I had to install https://github.com/lefuturiste/google-photos-album-crawler like this:

apt update
apt install npm -y
cd /root
mdkir abc
cd abc
npm install scrape-google-photos

Then run this script:

cd /srv/_posts/
for file in $(find -type f -name '*.html'); do
  echo "> Working with $file"; 
  if (grep -Po '\[embed-google-photos-album link="([^"]*)"[^\]]*\]' $file); then
    # Add gallery
    sed -i 's/status: publish/status: publish\ngallery: true/' $file
    link=$(grep -Po '\[embed-google-photos-album link="([^"]*)"[^\]]*\]' $file | grep -Po 'https://photos.app.goo.gl/[^"]+')
    echo "Google album link $link"
    mkdir /srv/assets/$file
    var=1
    for photo in $(/root/abc/node_modules/scrape-google-photos/index.js $link | grep -Po "https://lh3.googleusercontent.com[^']+"); do
      echo $photo
      wget -O /srv/assets/$file/$var.jpg $photo=w1920-h1080
      var=$((var + 1))
    done
  fi
done

This added gallery: true tag to the posts, grabbed all images from the albums and placed them into separate folders under assets/ named the same as the posts. The gallery: true tag was already configured to make jekyll pick up the images from the folder named the same as the post.

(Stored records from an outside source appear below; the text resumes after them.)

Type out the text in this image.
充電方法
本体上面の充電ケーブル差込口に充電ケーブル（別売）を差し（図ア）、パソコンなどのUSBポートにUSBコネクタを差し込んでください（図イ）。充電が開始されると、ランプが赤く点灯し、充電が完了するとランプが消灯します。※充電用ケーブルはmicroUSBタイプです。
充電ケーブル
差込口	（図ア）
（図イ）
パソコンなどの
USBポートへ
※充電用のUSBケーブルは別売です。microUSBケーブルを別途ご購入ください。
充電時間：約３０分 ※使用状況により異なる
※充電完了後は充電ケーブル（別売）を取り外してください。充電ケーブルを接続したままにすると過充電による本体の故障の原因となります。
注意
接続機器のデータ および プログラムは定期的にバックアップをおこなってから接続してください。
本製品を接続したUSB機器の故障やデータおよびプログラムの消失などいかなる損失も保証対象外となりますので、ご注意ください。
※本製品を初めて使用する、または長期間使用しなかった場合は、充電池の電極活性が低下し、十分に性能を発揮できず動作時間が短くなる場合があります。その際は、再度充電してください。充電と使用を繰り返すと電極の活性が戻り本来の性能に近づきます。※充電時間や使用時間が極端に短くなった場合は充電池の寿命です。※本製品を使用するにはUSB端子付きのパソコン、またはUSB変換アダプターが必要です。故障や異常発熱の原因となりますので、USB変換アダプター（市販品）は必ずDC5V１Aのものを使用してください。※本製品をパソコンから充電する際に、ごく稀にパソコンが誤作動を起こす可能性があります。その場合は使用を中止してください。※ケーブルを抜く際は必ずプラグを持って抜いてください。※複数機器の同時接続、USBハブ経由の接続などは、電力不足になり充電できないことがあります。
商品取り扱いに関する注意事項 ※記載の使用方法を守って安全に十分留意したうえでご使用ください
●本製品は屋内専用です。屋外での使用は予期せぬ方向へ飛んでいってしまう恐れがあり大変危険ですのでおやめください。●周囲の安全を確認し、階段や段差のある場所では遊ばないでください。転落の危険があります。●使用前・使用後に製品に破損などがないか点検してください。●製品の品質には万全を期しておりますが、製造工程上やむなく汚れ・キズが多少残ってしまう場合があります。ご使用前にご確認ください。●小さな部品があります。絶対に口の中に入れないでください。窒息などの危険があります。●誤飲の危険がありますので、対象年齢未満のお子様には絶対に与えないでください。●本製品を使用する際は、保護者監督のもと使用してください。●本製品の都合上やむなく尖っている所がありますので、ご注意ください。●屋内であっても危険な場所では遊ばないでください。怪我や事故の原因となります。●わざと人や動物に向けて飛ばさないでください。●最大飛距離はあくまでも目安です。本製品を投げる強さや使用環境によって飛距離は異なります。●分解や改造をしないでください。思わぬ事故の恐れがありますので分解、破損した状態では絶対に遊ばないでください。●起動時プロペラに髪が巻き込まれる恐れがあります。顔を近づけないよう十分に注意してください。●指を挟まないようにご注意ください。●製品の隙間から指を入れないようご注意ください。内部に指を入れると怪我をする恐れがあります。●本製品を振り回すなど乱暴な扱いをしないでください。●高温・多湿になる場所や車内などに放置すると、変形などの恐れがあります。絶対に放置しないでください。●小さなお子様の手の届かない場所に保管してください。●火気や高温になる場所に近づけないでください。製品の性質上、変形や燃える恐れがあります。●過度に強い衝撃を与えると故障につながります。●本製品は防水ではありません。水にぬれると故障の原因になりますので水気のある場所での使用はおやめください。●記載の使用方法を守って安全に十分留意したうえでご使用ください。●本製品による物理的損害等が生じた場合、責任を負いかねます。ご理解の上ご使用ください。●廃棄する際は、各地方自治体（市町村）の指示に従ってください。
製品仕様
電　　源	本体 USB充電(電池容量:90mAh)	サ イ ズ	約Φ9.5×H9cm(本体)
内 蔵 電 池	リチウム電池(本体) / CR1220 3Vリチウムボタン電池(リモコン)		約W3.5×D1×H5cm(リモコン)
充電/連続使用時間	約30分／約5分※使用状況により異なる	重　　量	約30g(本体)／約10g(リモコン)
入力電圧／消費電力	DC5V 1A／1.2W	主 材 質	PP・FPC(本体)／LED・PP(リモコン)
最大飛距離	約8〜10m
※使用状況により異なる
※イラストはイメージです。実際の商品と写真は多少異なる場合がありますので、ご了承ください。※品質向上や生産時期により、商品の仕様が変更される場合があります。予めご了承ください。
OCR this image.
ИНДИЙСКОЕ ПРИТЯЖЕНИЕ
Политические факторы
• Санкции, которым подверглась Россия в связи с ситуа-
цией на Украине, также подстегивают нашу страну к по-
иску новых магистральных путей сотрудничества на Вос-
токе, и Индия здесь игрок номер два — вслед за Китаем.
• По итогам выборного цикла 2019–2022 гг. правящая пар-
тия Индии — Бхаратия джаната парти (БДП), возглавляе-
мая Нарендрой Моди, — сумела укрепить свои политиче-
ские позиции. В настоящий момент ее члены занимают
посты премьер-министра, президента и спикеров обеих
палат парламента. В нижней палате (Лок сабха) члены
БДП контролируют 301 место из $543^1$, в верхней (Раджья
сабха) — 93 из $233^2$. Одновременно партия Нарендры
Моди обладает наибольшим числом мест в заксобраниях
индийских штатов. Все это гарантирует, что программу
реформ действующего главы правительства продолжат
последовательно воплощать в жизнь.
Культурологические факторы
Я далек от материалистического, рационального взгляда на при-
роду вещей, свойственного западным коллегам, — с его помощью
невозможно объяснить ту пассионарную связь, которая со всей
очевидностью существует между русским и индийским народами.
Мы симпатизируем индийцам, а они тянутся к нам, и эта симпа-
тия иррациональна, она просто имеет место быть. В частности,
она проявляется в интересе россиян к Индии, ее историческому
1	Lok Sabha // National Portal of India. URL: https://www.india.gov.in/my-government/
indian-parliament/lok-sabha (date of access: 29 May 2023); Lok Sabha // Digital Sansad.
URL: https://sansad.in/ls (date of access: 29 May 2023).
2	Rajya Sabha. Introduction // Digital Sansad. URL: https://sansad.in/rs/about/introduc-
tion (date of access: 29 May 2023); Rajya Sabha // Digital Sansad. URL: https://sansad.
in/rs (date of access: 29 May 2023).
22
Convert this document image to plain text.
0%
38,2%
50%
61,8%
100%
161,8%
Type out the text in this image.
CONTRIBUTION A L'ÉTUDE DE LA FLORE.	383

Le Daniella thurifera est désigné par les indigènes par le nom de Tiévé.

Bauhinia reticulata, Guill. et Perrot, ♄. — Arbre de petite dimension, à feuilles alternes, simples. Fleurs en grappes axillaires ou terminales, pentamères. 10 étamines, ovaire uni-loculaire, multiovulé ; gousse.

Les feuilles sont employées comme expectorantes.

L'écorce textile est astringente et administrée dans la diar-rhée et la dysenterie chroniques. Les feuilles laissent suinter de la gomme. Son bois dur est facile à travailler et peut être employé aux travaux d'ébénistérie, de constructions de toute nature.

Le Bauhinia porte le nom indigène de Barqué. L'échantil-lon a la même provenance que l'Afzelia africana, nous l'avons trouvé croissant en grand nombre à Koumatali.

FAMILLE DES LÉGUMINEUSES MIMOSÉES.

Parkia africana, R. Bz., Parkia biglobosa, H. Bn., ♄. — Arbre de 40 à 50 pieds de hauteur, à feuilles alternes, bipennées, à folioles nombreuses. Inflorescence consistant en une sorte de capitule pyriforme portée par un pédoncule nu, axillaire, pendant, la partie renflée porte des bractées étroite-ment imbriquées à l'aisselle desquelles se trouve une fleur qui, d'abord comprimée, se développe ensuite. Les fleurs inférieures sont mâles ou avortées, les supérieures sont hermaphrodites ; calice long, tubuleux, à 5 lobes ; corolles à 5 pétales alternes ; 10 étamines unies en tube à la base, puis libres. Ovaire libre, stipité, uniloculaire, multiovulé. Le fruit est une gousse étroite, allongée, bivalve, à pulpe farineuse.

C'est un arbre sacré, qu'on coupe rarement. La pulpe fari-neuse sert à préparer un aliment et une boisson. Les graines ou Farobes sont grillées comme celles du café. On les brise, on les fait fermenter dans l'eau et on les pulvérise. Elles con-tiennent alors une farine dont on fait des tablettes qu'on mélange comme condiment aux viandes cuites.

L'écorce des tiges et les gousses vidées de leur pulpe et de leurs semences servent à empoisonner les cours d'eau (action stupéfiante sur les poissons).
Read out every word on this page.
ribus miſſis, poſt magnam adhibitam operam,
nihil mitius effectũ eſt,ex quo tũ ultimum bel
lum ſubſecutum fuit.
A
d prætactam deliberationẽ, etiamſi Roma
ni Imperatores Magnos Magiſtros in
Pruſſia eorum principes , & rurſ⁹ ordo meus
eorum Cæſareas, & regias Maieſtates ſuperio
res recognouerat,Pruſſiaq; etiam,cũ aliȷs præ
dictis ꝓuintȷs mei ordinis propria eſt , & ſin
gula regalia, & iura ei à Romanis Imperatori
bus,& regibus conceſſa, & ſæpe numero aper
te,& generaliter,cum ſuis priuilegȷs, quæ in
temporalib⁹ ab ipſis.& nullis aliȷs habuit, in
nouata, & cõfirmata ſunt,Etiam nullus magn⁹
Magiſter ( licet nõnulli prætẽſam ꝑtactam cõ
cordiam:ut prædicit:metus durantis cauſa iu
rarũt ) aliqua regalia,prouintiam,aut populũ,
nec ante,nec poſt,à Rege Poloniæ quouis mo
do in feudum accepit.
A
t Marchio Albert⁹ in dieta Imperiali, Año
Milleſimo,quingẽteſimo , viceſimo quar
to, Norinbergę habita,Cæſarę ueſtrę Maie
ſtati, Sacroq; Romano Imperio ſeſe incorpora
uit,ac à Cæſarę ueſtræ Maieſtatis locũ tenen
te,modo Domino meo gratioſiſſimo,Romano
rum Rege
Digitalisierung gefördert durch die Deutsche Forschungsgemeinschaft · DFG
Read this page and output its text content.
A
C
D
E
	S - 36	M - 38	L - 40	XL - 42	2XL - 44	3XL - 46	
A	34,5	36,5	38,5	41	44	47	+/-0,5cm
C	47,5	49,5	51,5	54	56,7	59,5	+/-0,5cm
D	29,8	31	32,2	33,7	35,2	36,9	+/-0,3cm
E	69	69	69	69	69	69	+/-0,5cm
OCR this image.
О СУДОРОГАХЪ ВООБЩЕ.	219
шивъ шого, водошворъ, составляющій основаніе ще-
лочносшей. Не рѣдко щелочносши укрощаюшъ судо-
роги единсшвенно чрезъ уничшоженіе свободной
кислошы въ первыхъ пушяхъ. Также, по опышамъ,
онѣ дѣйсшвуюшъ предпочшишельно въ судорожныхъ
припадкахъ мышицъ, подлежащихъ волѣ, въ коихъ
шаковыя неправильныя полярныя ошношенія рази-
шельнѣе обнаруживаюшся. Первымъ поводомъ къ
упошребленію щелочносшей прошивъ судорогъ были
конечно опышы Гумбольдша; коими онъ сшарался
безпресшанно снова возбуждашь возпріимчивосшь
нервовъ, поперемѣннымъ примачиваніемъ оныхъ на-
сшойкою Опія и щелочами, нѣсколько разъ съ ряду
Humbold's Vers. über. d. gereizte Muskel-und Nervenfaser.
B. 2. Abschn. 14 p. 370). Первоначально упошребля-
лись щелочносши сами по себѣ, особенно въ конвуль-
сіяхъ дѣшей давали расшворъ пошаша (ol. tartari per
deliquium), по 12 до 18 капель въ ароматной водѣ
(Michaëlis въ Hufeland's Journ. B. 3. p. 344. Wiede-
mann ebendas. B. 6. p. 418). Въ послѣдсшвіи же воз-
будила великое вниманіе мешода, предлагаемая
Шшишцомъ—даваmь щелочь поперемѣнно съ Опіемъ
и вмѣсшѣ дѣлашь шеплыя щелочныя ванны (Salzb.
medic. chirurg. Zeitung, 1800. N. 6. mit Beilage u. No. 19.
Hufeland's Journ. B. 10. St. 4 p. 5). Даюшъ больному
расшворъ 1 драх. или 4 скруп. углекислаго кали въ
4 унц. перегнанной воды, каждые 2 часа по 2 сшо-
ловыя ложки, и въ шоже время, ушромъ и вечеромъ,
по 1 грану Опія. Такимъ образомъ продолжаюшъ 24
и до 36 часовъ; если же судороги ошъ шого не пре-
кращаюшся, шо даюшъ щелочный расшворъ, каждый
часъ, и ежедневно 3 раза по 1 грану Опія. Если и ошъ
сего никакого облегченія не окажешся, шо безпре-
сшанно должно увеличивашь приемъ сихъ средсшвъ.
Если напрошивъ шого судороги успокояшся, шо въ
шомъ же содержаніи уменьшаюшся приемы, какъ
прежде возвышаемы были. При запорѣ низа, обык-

Somehow this resulted in a lot of duplicate photos, so I had to remove them (code from SO):

declare -A arr
shopt -s globstar
arr=()

for file in **; do
  [[ -f "$file" ]] || continue
   
  read cksm _ < <(md5sum "$file")
  if ((arr[$cksm]++)); then 
    rm $file
  fi
done

Re-embed YouTube videos

Then I had to fix embedded YouTube videos, as they ended up being something like:

<p><!-- wp:embed {"url":"https://www.youtube.com/watch?v=U0CL-ZSuCrQ","type":"video","providerNameSlug":"youtube","responsive":true,"className":"wp-embed-aspect-16-9 wp-has-aspect-ratio"} --></p>
<figure class="wp-block-embed is-type-video is-provider-youtube wp-block-embed-youtube wp-embed-aspect-16-9 wp-has-aspect-ratio">
<div class="wp-block-embed__wrapper">
https://www.youtube.com/watch?v=U0CL-ZSuCrQ
</div>
</figure>
<p><!-- /wp:embed --></p>

Sometimes the YouTube URL was like https://youtu.be/Dd7FeNkoVjI, which had to be handled too. So I did a global search and replace (with VS Code’s built-in tool) from

<div class="wp-block-embed__wrapper">\n(?:https://www.youtube.com/watch\?v=(\S+)|https://youtu.be/(\S+))\n</div>

to

<iframe width="560" height="315" src="https://www.youtube-nocookie.com/embed/$1$2" title="YouTube video player" frameborder="0" allow="accelerometer; autoplay; clipboard-write; encrypted-media; gyroscope; picture-in-picture" allowfullscreen></iframe>

Next was all the links between posts, which were all absolute (like https://japan.szabo-simon.hu/2021/05/04/biwaichi-biciklivel-a-biwa-to-korul/) and as I was updating the domain, I had to update these too. I decided to use this opportunity to also make them relative (e.g. /2021/05/04/biwaichi-biciklivel-a-biwa-to-korul/) with this regex search and replace:

https://japan.szabo-simon.hu([^"]+/)"

to

$1"

Last step was to add an automatic redirect to the old site via .htaccess in the site’s root:

Redirect 301 / https://hu.szabo.jp/

This keeps the path on redirect, and since the export tool saved the paths for the posts, all the old links still work.